Situada ao norte do estado do Pará, a capital Belém se divide em 32 bairros, onde residem cerca de 1,5 milhão de habitantes. Além disso, a cidade conta com unidades distritais subordinadas a ela, como as ilhas de Caratateua (Outeiro), Cotijuba e Mosqueiro. Na figura 1, temos as divisões dos bairros que constituem a metrópole paraense.

Antes território das comunidades indígenas Pacajá e Tupinambá, Belém é uma cidade que viu sua expansão acontecer, quando da chegada dos europeus e fundação, em 1616, a partir das margens da Baía do Guajará. Souza (2016) nos aponta que “os bairros históricos da Cidade Velha e Campina são o núcleo gerador de Belém fundado no Forte do Presépio, construção militar para fins estratégicos de defesa do território, localizada em uma área estratégica às margens da Baía do Guajará.”

Ao final do século XIX e início do XX, com a expressividade do Ciclo da Borracha, a capital paraense, sob o comando do Intendente Antônio Lemos, teve grande projetos arquitetônicos surgirem, como o Theatro da Paz e o Instituto de Artífice do Pará (hoje sede do Tribunal de Justiça do Pará).
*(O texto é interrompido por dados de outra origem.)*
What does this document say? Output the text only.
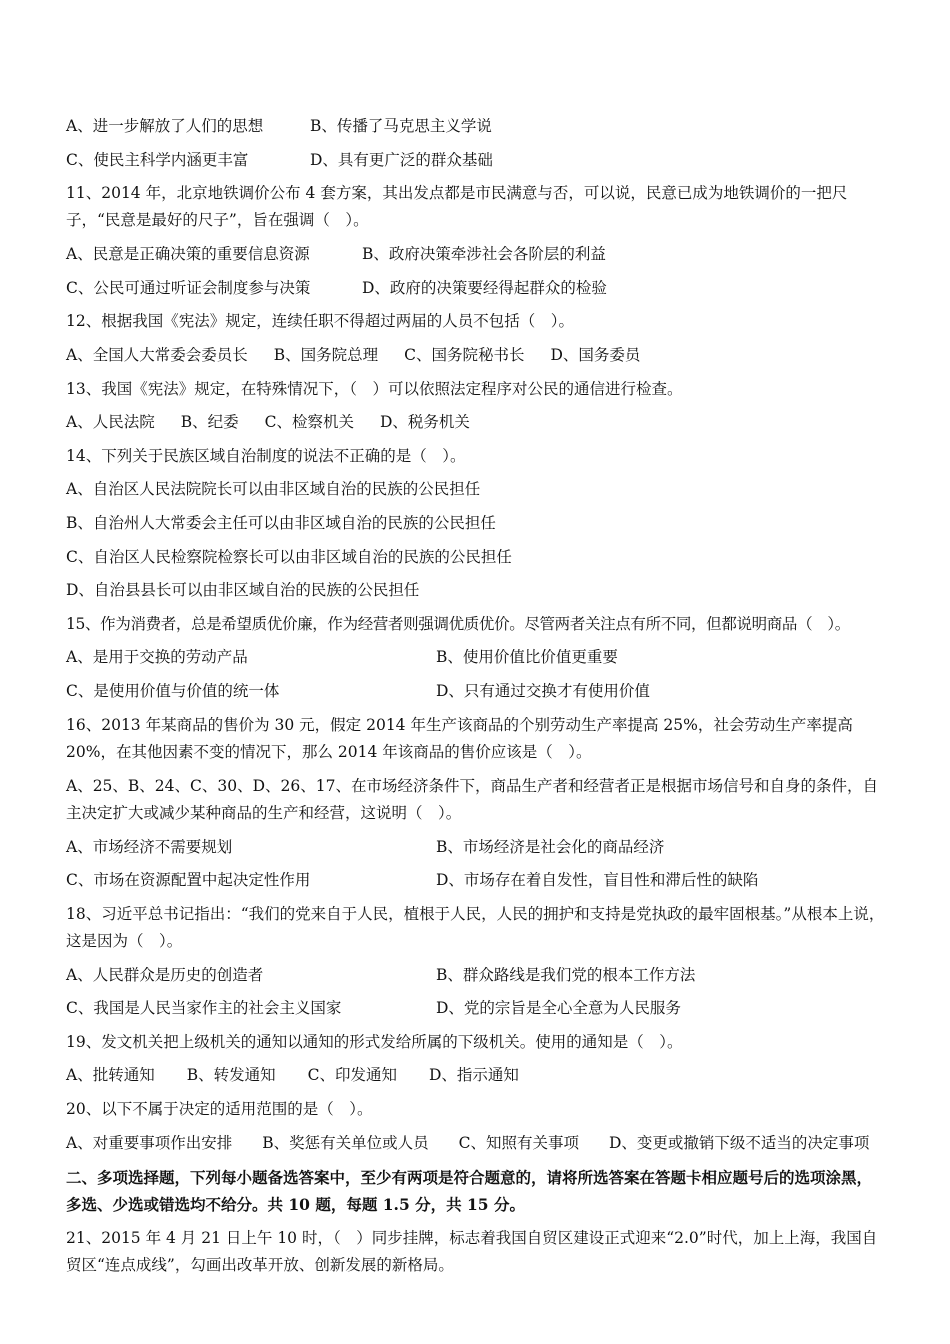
A、进一步解放了人们的思想	B、传播了马克思主义学说
C、使民主科学内涵更丰富	D、具有更广泛的群众基础
11、2014 年，北京地铁调价公布 4 套方案，其出发点都是市民满意与否，可以说，民意已成为地铁调价的一把尺子，“民意是最好的尺子”，旨在强调（　）。
A、民意是正确决策的重要信息资源	B、政府决策牵涉社会各阶层的利益
C、公民可通过听证会制度参与决策	D、政府的决策要经得起群众的检验
12、根据我国《宪法》规定，连续任职不得超过两届的人员不包括（　）。
A、全国人大常委会委员长 B、国务院总理 C、国务院秘书长 D、国务委员
13、我国《宪法》规定，在特殊情况下，（　）可以依照法定程序对公民的通信进行检查。
A、人民法院 B、纪委 C、检察机关 D、税务机关
14、下列关于民族区域自治制度的说法不正确的是（　）。
A、自治区人民法院院长可以由非区域自治的民族的公民担任
B、自治州人大常委会主任可以由非区域自治的民族的公民担任
C、自治区人民检察院检察长可以由非区域自治的民族的公民担任
D、自治县县长可以由非区域自治的民族的公民担任
15、作为消费者，总是希望质优价廉，作为经营者则强调优质优价。尽管两者关注点有所不同，但都说明商品（　）。
A、是用于交换的劳动产品	B、使用价值比价值更重要
C、是使用价值与价值的统一体	D、只有通过交换才有使用价值
16、2013 年某商品的售价为 30 元，假定 2014 年生产该商品的个别劳动生产率提高 25%，社会劳动生产率提高 20%，在其他因素不变的情况下，那么 2014 年该商品的售价应该是（　）。
A、25、B、24、C、30、D、26、17、在市场经济条件下，商品生产者和经营者正是根据市场信号和自身的条件，自主决定扩大或减少某种商品的生产和经营，这说明（　）。
A、市场经济不需要规划	B、市场经济是社会化的商品经济
C、市场在资源配置中起决定性作用	D、市场存在着自发性，盲目性和滞后性的缺陷
18、习近平总书记指出：“我们的党来自于人民，植根于人民，人民的拥护和支持是党执政的最牢固根基。”从根本上说，这是因为（　）。
A、人民群众是历史的创造者	B、群众路线是我们党的根本工作方法
C、我国是人民当家作主的社会主义国家	D、党的宗旨是全心全意为人民服务
19、发文机关把上级机关的通知以通知的形式发给所属的下级机关。使用的通知是（　）。
A、批转通知 B、转发通知 C、印发通知 D、指示通知
20、以下不属于决定的适用范围的是（　）。
A、对重要事项作出安排 B、奖惩有关单位或人员 C、知照有关事项 D、变更或撤销下级不适当的决定事项
二、多项选择题，下列每小题备选答案中，至少有两项是符合题意的，请将所选答案在答题卡相应题号后的选项涂黑，多选、少选或错选均不给分。共 10 题，每题 1.5 分，共 15 分。
21、2015 年 4 月 21 日上午 10 时，（　）同步挂牌，标志着我国自贸区建设正式迎来“2.0”时代，加上上海，我国自贸区“连点成线”，勾画出改革开放、创新发展的新格局。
Esse último prédio fora erguido no ramal que ligava Belém a Icoaraci, na então estrada de ferro Belém-Bragança, via essa que, por volta 1960, trouxe novas representações de desenvolvimento urbano para a cidade, amparadas, sobretudo pela iniciativa pública. Dessa forma,

“como uma das estratégias da política nacional de desenvolvimento econômico daquela época, a construção civil desempenhou um papel fundamental na condução de uma nova racionalidade para o crescimento e desenvolvimento urbano. Foi a época da difusão de programas habitacionais, focados na redução do déficit habitacional e no fortalecimento da construção civil.” (SOUZA, 2016)
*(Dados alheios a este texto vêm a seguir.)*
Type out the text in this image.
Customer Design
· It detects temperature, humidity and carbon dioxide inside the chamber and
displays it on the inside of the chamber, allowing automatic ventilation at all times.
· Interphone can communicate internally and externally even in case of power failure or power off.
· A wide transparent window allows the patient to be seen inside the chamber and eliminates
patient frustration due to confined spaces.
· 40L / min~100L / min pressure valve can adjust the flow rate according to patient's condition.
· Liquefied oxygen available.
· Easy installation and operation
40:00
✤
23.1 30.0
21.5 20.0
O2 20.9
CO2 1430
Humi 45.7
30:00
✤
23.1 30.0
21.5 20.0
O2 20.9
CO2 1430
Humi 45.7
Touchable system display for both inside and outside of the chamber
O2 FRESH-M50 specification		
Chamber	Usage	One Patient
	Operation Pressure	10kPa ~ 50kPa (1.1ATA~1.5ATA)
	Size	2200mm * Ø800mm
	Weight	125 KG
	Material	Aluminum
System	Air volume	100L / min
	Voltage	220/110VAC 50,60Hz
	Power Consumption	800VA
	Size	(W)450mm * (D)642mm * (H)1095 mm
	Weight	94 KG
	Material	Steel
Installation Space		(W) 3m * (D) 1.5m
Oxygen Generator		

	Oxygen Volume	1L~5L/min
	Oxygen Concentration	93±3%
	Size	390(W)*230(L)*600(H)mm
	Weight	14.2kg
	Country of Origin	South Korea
Na última década do século XX, Belém teve um novo avanço demográfico, agora sustentado, principalmente, pelas iniciativas privas. Assim, a nova área de expansão da cidade, a então Rodovia Augusto Montenegro, viu condomínios de classe média-alta serem erguidos, junto às classes periféricas, mas longe do centro urbano e caótico da cidade. Essa mesma Rodovia, a partir da década de 2010, passa a ser a localização principal para a evolução de Belém, deixando, inclusive a nomenclatura de Rodovia para trás, e sendo identificada, agora, como Avenida, onde fábricas e pátios de depósitos de lojas passaram a dar lugar a shoppings, escolas particulares, bares e restaurantes.

3.3. As feiras e supermercados de Belém

A população de Belém tem uma relação muito aproximativa com o comércio populares, isto é, as feiras. Não à toa a maior feira a céu aberto da América Latina localiza-se exatamente na capital do Pará, o complexo do Ver-O-Peso. Segundo Medeiros (2010, p. 35) “em Belém, capital do Estado do Pará, estão localizadas as maiores feiras livres do Brasil, em termos de tamanho e quantidade de atores (feirantes) sociais envolvidos cotidianamente com o seu trabalho.”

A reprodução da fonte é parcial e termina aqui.